Une seule bobine de papier ondulé pèse plusieurs centaines de kilogrammes et est alimentée sur des lignes de découpe à grande vitesse, où elle subit des opérations de découpe, rainurage et formage à une vitesse de défilement de plusieurs centaines de mètres par minute. À une telle vitesse extrême de la ligne, une précision de découpe ultra-élevée est indispensable. Des bords de coupe rugueux ou fissurés entravent l’empilement et le transport ; même de légères imprécisions dans les découpes peuvent entraîner le rejet de toute la série de produits .
La difficulté de découpe du papier ondulé réside dans sa structure composite à trois couches, qui tend à provoquer l’apparition d’bavures, de délaminage et d’effondrement aux bords de coupe. Par ailleurs, elle accélère l’usure des outils et rend difficile l’équilibre entre vitesse de coupe et précision.



En raison de la structure creuse du papier ondulé, une répartition inégale des forces se produit lors de la coupe par lame. Une coupe perpendiculaire à la direction des ondulations a tendance à écraser les crêtes ondulées, provoquant un effondrement des bords du carton ondulé et réduisant la résistance structurelle des produits finis.
Défauts de qualité des bords découpés
Une mauvaise acuité de la lame ou une faible ténacité des fibres entraîne un arrachage plutôt qu’une coupe nette des fibres, ce qui donne des bords rugueux, des bavures et des poussières de papier.
Le revêtement de surface et le cœur ondulé subissent des efforts inégaux. Lors de la coupe ou du pliage, le cœur se fracture tandis que le revêtement de surface se soulève, entraînant un délaminage, des fissures en bordure et des rides.
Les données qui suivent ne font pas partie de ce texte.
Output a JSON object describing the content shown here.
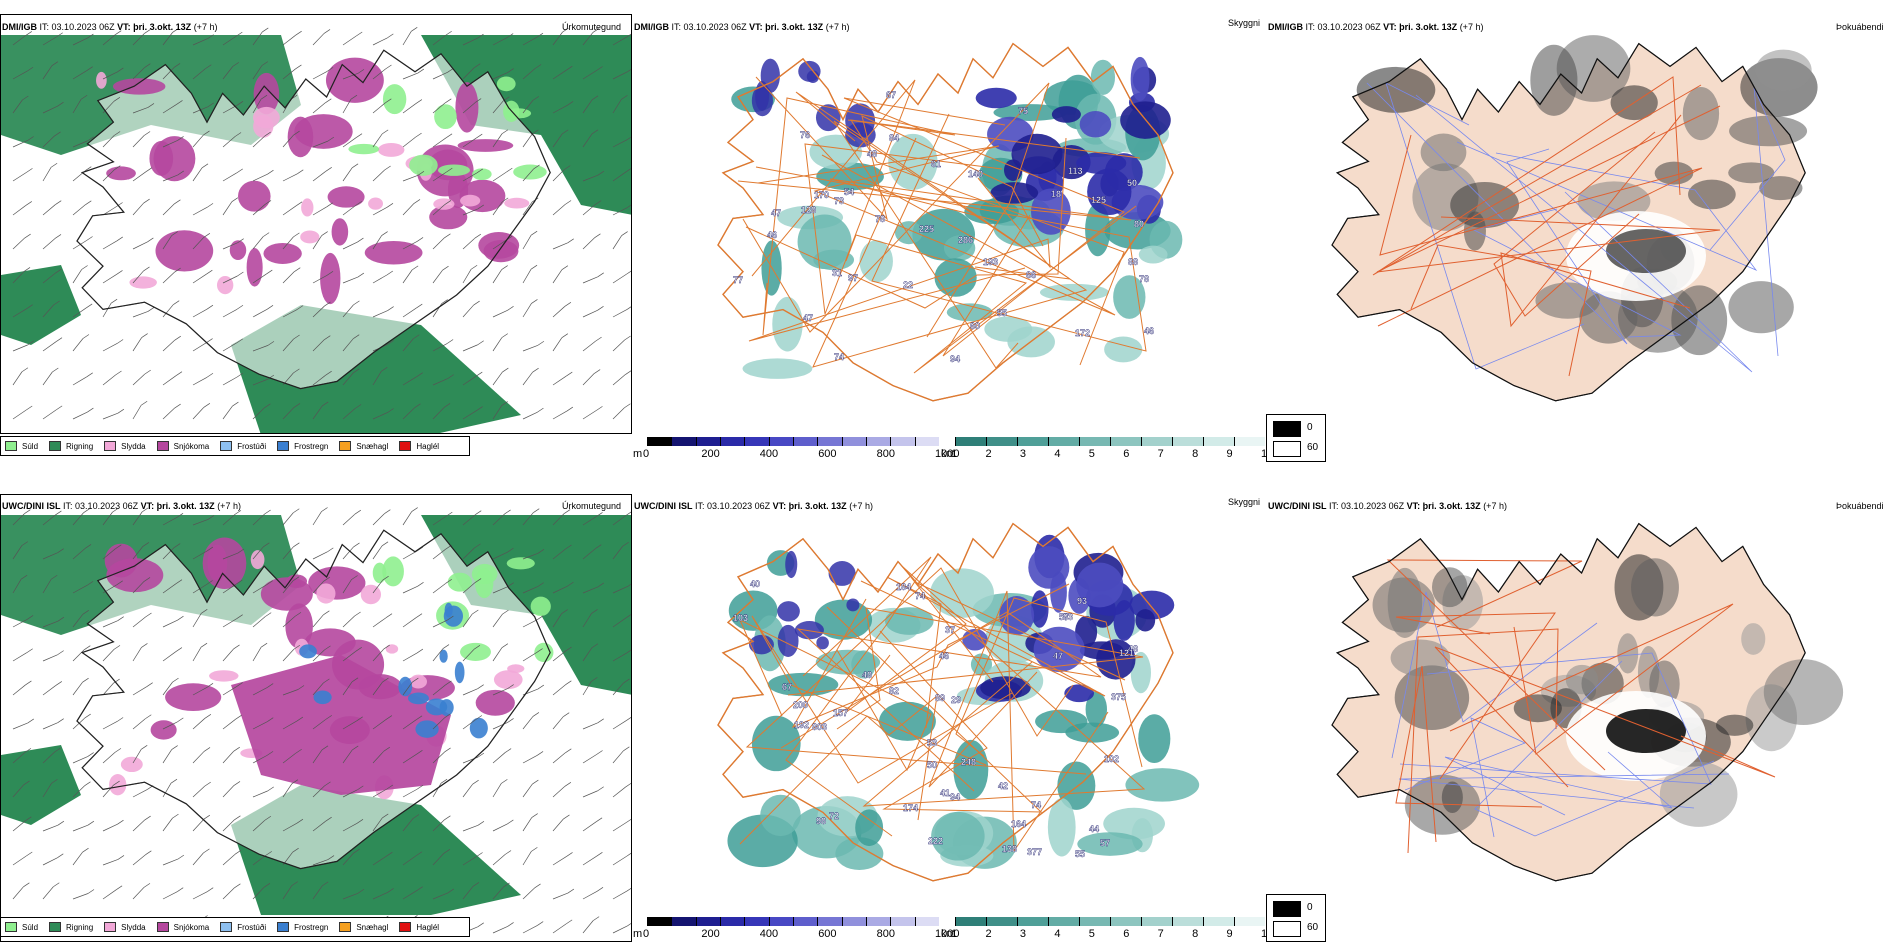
{
  "header_top": {
    "model": "DMI/IGB",
    "it_label": "IT:",
    "it_value": "03.10.2023 06Z",
    "vt_label": "VT:",
    "vt_value": "þri. 3.okt. 13Z",
    "lead": "(+7 h)"
  },
  "header_bottom": {
    "model": "UWC/DINI ISL",
    "it_label": "IT:",
    "it_value": "03.10.2023 06Z",
    "vt_label": "VT:",
    "vt_value": "þri. 3.okt. 13Z",
    "lead": "(+7 h)"
  },
  "panel_titles": {
    "precip_type": "Úrkomutegund",
    "visibility": "Skyggni",
    "fog": "Þokuábendi"
  },
  "precip_legend": [
    {
      "label": "Súld",
      "color": "#8fef8f"
    },
    {
      "label": "Rigning",
      "color": "#2e8b57"
    },
    {
      "label": "Slydda",
      "color": "#f2a8d8"
    },
    {
      "label": "Snjókoma",
      "color": "#b5479e"
    },
    {
      "label": "Frostúði",
      "color": "#8ec0f0"
    },
    {
      "label": "Frostregn",
      "color": "#3a7fd0"
    },
    {
      "label": "Snæhagl",
      "color": "#f5a020"
    },
    {
      "label": "Haglél",
      "color": "#e01010"
    }
  ],
  "vis_m_scale": {
    "unit": "m",
    "ticks": [
      "0",
      "200",
      "400",
      "600",
      "800",
      "1000"
    ]
  },
  "vis_km_scale": {
    "unit": "km",
    "ticks": [
      "1",
      "2",
      "3",
      "4",
      "5",
      "6",
      "7",
      "8",
      "9",
      "10"
    ]
  },
  "fog_legend": {
    "low": "0",
    "high": "60"
  },
  "vis_labels_top": [
    "77",
    "113",
    "75",
    "73",
    "22",
    "88",
    "76",
    "97",
    "67",
    "50",
    "47",
    "78",
    "31",
    "61",
    "46",
    "60",
    "48",
    "66",
    "47",
    "46",
    "74",
    "55",
    "54",
    "128",
    "84",
    "125",
    "170",
    "172",
    "225",
    "140",
    "286",
    "193",
    "80",
    "78",
    "18",
    "94"
  ],
  "vis_labels_bottom": [
    "103",
    "93",
    "55",
    "74",
    "67",
    "50",
    "46",
    "41",
    "40",
    "53",
    "57",
    "48",
    "42",
    "44",
    "47",
    "98",
    "82",
    "138",
    "74",
    "48",
    "72",
    "94",
    "102",
    "377",
    "222",
    "121",
    "200",
    "157",
    "184",
    "803",
    "192",
    "164",
    "375",
    "174",
    "248",
    "29",
    "37",
    "83",
    "89",
    "57"
  ]
}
Une découpe verticale, une pression excessive ou des lames émoussées aplatiront la structure ondulée, ce qui entraînera une perte des performances d’amortissement des produits finis.
Un réglage incorrect de l’entrefer des lames, une pression de coupe insuffisante ou une vitesse de fonctionnement excessive provoqueront une découpe partielle incomplète.
Usure de la lame

Une mauvaise acuité de la lame ou une faible ténacité des fibres entraîne un arrachage plutôt qu’une coupe nette des fibres, ce qui donne des bords rugueux, des bavures et des poussières de papier.
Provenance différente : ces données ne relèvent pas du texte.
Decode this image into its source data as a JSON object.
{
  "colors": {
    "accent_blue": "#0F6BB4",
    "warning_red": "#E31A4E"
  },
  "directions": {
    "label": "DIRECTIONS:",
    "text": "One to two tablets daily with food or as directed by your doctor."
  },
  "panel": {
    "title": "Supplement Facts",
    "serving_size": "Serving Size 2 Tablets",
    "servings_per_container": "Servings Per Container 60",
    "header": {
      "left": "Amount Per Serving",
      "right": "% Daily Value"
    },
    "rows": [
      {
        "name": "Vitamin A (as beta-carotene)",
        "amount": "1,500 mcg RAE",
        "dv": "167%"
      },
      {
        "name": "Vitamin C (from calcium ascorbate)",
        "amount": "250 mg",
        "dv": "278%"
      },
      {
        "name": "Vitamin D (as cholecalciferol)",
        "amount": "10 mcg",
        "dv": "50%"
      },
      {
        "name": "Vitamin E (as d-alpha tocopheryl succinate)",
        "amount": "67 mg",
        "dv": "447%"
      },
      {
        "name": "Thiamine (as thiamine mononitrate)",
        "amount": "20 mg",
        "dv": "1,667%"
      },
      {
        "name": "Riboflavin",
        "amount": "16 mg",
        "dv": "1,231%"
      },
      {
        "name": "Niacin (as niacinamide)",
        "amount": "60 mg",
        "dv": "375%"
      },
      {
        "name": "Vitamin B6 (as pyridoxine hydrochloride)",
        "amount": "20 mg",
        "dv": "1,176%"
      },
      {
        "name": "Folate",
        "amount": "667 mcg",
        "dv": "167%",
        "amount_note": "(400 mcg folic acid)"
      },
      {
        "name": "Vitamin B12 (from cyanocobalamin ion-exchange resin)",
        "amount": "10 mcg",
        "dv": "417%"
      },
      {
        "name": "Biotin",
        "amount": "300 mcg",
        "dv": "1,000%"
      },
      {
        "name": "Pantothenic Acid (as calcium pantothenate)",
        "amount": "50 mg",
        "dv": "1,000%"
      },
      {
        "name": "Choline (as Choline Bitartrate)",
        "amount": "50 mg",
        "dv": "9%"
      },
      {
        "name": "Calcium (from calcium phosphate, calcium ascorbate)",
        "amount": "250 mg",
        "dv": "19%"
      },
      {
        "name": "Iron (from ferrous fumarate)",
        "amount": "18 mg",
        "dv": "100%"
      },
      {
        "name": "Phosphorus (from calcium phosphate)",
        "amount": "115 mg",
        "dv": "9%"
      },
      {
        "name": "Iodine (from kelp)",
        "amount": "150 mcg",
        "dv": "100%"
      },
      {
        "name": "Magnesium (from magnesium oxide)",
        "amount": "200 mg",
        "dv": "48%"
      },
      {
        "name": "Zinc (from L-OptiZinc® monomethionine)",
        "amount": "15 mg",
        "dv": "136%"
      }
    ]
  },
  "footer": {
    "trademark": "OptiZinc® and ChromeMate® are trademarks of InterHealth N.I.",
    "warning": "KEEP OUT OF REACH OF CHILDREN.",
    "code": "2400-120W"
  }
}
Le revêtement de surface et le cœur ondulé subissent des efforts inégaux. Lors de la coupe ou du pliage, le cœur se fracture tandis que le revêtement de surface se soulève, entraînant un délaminage, des fissures en bordure et des rides.
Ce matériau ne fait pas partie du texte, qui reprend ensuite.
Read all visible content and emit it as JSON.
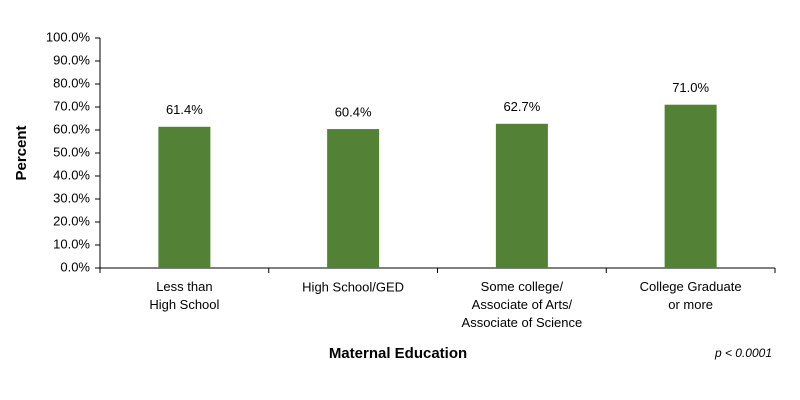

Une découpe verticale, une pression excessive ou des lames émoussées aplatiront la structure ondulée, ce qui entraînera une perte des performances d’amortissement des produits finis.
Un réglage incorrect de l’entrefer des lames, une pression de coupe insuffisante ou une vitesse de fonctionnement excessive provoqueront une découpe partielle incomplète.
Impact de la technologie et des conditions environnementales

La teneur en humidité du papier ondulé est optimale entre 10 % et 12 %.
Si elle est trop faible (< 8 %), le papier devient cassant et produit des débris ;
si elle est trop élevée (14 %), il devient mou, colle à la lame de coupe et se déforme facilement.
La découpe dans le sens des ondulations présente une résistance faible et une qualité de coupe supérieure.
La découpe à travers les ondulations tend à provoquer un effondrement et un déchirement, ce qui nécessite une réduction de la vitesse et une augmentation de la pression.
Pour la rigidité des équipements de rainurage et l’adsorption sous vide : une plateforme irrégulière et une adsorption sous vide insuffisante entraîneront une déformation et un déplacement du matériau, ce qui donnera des bords de coupe obliques.
Résumé
Elle se manifeste principalement par cinq difficultés majeures : la propreté de la découpe (bords rugueux/délamination), l’intégrité structurelle (effondrement des ondulations/écrasement), la précision dimensionnelle (écart/coupe oblique), la durée de vie de l’outil (usure/ébréchage) et la stabilité à grande vitesse (vibrations/déplacement du matériau). Des solutions globales doivent être mises en œuvre selon plusieurs axes, notamment le choix de l’outil, l’adaptation des paramètres, l’optimisation de la rigidité de l’équipement et le prétraitement du matériau.